Closed shushengyuan closed 7 months ago
Good question. One thing to clarify here is that in this figure, "LoRA" only computes the LoRA addon part (Xi @ Ai @ Bi
), not including the base model (X@W
). So you should think of it as the overhead of LoRA.
More concretely, X @ W
would be something like [32, 4096] @ [4096, 11008]
whereas LoRA would be something like [32, 1, 4096] @ [32, 4096, 16] @ [32, 16, 11008]

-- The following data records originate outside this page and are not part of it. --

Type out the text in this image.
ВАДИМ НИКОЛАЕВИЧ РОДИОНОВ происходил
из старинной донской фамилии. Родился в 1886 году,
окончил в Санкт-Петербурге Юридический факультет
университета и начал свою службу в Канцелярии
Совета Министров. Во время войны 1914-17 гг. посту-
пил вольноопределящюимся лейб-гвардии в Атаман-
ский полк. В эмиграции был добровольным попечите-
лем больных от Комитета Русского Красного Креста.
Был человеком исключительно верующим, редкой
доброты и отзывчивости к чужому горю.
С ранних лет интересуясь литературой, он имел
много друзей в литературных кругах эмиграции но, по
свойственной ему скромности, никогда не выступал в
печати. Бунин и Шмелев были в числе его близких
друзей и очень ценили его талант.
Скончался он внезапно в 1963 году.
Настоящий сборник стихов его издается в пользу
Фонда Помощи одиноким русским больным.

. The latter has far less computation (4096 vs 16).
Thank you,it’s easy to misunderstand at first glance
Hi @abcdabcd987 , does LoRA with Loop mean that we will calculate lora matrices for different lora adapters in a loop right? like one at a time. Thanks
Hi @abcdabcd987 , does LoRA with Loop mean that we will calculate lora matrices for different lora adapters in a loop right? like one at a time. Thanks
Correct. See: https://github.com/punica-ai/punica/blob/591b59899f0a20760821785d06b331c8a2e5cb86/benchmarks/bench_backbone_vs_lora.py#L38-L40
I notice in your figure, LoRA with SGMA is even faster than pretrained LLM. It looks like punica is faster than LLM with no-lora. Can you explain the details of expriment and evaluation?